Tabiat bize kollarını açıyor. Taş yığınlarının arasından kurtuluyor, doğaya sığınıyoruz. Birkaç saat bile olsa, yetiyor. Sonrası yine kalabalık, yine gürültü… Fakat şehir her geçen gün ormanı yutuyor. İhtiyaçtan desem, değil. Orman sakinlerine yaşayacak yer kalmayacak böyle giderse. Bizimse bizden, hamurumuzdan olmayan taş yığınlarından kaçacak yerimiz… Elden gidince kıymet bilen milletiz. Ardından “hey gidi,” demeyi severiz.
Vakit nasıl geçiyor anlamıyoruz. Yol bizi tekrar şantiyeye ulaştırıyor. Kocaman bir daire çizmişiz.
– – –
Hava alabildiğine sıcak ama mantarlarımız ve kestanemiz var. Kuzineyi yakacağız mecbur. Kuzineye önce mantarları atıyoruz. Mantar işi tehlikeli elbet. Mantardan anlamayanı zehirler daha ne olduğunu anlayamadan. Kültür mantarını tercih ediyoruz.
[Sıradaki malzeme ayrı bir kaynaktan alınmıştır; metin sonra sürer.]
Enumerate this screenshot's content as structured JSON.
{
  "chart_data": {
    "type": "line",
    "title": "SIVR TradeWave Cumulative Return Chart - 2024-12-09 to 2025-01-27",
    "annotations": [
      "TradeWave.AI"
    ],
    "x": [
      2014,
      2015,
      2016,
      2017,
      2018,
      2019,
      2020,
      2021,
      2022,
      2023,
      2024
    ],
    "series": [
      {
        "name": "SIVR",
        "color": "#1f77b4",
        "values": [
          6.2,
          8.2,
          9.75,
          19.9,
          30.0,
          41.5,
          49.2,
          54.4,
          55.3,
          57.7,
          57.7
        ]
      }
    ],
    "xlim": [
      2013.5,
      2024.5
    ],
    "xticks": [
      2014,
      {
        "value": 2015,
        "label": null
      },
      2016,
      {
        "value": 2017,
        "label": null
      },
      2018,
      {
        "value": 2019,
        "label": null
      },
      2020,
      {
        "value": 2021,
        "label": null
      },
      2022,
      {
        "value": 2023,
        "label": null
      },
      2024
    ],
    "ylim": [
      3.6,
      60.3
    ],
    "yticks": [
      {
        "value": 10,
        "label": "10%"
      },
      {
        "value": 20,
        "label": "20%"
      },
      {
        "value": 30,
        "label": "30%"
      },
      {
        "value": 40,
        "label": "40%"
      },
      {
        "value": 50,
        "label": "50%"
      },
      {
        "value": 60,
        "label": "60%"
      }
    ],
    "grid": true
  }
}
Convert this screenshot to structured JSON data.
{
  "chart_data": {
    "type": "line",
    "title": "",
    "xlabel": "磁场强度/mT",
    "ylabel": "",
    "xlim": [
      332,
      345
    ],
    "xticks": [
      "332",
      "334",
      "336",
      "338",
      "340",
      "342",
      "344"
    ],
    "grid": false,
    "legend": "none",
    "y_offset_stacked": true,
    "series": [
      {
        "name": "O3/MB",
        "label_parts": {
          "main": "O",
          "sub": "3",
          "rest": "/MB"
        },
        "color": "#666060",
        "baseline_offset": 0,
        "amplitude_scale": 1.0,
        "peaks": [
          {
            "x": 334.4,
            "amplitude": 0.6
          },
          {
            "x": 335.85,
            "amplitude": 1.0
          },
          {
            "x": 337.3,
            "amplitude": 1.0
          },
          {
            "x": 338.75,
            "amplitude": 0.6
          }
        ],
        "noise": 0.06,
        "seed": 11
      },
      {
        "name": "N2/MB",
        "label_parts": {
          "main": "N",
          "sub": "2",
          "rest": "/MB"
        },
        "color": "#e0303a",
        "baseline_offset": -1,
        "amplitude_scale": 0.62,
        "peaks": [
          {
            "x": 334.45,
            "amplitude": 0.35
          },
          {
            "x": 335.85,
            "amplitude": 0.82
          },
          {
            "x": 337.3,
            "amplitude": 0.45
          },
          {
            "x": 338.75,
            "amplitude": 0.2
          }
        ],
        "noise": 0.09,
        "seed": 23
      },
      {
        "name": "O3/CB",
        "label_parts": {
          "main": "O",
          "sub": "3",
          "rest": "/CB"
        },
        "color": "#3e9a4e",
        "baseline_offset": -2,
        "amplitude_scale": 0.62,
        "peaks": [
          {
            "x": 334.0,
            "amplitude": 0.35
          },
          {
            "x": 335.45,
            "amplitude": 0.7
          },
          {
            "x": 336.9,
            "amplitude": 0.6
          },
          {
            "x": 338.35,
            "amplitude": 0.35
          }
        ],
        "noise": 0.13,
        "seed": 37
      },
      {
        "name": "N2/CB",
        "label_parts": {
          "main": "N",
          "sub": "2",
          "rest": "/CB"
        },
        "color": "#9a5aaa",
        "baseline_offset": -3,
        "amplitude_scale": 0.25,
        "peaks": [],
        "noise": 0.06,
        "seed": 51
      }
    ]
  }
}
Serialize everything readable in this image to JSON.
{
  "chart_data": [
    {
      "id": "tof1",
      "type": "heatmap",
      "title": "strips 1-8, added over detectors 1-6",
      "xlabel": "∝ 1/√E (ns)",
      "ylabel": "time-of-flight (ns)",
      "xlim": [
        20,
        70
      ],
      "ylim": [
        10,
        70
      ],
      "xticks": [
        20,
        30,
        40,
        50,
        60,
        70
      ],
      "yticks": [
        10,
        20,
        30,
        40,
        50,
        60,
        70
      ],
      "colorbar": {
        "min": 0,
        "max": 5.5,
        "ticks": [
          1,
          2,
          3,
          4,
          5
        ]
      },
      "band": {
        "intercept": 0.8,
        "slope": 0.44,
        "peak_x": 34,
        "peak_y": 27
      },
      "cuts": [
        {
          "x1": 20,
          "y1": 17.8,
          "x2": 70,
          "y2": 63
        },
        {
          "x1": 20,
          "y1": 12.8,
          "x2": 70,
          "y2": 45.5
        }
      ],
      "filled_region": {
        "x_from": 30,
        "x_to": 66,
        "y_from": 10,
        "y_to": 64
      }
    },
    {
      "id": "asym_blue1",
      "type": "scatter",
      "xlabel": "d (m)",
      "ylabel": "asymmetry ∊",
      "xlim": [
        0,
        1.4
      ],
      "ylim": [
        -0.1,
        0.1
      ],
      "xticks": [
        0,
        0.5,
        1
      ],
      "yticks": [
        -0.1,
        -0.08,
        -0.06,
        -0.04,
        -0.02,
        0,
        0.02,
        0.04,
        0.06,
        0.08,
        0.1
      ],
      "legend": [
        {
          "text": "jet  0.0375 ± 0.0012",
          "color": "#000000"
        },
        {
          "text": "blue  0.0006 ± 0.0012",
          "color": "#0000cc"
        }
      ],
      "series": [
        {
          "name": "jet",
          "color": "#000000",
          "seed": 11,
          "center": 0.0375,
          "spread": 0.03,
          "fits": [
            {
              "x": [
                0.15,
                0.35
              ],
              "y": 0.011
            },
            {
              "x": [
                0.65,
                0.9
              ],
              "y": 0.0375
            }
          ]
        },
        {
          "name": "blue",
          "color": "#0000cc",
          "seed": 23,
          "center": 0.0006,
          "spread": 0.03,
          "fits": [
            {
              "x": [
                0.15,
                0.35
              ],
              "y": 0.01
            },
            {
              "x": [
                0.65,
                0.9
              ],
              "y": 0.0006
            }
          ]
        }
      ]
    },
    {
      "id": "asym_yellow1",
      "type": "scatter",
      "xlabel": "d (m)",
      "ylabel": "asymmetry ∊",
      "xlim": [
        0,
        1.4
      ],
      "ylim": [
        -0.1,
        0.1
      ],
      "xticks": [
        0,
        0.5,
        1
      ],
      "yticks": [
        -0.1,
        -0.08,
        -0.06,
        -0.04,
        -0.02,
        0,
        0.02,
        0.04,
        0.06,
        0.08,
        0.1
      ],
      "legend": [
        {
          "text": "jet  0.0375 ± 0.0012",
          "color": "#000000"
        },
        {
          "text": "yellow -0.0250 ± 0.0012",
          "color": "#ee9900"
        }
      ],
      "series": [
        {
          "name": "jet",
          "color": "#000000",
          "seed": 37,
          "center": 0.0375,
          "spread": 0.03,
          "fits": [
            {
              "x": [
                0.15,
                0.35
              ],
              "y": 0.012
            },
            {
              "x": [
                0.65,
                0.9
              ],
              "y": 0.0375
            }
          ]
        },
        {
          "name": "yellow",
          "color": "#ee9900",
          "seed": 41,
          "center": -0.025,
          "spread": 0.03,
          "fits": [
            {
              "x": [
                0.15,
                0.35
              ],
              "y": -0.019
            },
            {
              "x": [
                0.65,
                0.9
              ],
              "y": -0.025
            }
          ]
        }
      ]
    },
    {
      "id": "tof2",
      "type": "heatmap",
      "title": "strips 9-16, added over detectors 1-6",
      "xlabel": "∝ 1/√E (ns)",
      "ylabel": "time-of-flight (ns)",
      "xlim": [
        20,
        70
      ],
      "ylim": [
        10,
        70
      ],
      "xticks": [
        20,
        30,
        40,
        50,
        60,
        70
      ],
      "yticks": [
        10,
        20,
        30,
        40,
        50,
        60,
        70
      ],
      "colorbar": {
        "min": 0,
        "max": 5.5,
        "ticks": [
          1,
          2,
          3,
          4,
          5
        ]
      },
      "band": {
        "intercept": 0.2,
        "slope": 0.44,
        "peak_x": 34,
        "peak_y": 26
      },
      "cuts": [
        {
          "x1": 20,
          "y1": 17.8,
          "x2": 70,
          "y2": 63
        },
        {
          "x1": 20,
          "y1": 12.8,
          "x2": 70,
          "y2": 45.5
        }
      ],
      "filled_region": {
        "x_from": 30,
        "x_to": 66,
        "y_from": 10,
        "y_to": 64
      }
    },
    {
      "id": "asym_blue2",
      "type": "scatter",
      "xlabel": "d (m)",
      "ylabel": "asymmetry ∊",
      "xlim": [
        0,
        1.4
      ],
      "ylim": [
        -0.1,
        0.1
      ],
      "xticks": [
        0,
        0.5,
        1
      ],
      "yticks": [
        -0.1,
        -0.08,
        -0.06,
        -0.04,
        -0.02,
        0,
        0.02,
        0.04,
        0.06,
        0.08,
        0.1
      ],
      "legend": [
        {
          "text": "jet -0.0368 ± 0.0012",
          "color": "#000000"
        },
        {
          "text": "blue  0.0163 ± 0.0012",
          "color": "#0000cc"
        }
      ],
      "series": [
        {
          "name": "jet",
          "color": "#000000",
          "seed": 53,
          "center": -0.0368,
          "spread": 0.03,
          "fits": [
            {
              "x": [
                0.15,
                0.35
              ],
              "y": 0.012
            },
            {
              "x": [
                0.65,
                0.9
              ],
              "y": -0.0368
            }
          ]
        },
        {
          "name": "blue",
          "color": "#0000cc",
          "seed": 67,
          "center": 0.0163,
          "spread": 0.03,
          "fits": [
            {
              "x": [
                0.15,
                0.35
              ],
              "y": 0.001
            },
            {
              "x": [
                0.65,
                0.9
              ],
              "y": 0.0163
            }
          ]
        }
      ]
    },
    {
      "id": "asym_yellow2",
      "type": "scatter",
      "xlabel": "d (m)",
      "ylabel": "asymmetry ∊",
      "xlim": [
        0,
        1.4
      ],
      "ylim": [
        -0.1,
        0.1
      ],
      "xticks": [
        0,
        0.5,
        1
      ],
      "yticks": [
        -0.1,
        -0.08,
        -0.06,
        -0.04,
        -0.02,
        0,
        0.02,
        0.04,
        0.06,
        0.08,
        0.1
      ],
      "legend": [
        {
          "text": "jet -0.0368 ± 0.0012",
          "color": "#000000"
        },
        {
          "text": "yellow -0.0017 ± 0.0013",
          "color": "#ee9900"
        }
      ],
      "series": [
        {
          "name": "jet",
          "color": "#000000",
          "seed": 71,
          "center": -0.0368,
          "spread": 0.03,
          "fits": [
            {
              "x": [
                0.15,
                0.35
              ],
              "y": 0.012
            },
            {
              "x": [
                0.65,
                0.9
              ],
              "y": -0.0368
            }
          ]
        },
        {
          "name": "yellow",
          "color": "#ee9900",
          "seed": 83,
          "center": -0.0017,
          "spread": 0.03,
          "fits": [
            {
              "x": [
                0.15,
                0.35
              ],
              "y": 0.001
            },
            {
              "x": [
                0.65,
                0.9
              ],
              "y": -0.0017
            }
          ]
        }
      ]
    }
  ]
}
Kastamonu, Küre’de hayatları boyunca dağlardan mantar toplamış kişilerin zehirlendiklerini, vefat ettiklerini duyduk. Tecrübe bile fayda etmiyor bazen. Olacak olan, oluyor.
Sonra kestaneler… Öyle güzeller ki. Masaya konmasıyla bitmesi bir oluyor. Hiçbirimizin soğumalarını bekleyecek hâli yok.
Şükürler olsun, bu güzellikleri bizlere sunan Rabbimiz’e. Kıymetini bilmek gerek… Sanki elimizden hiç gitmeyeceklermiş gibi kıyıcıyız yaratılana karşı. Bu böyle yürümez. Nereye varacak bu iş? Yol kenarında başlayan çöpler, ormanın derinliklerinde dahi gösteriyor kendini. İçki şişeleri, sigara paketleri her yerde. Fakat su ısıtıcı dahi görüyorum. Ormanda ne işi var ketılın? İçim sıkılıyor. Doğaya acımayan hayvana, insana acır mı?
Bu gördüklerimizden içimiz sıkılsa da bir arada olmak bizi ısıtıyor. Şükrediyoruz, bizleri kavuşturana…
Son çaylarımızı içiyor ve yola düşüyoruz. Yolcu yolunda gerek.
Karasu’ya gitmekten son anda vazgeçiyoruz. Başka sefere, diyoruz.
20 yıllık dostum, kardeşim Uğur’un misafiri oluyor, sonra da eve dönüyoruz. Güzel bir günün ardından, tatlı bir yorgunluk… Buna değer.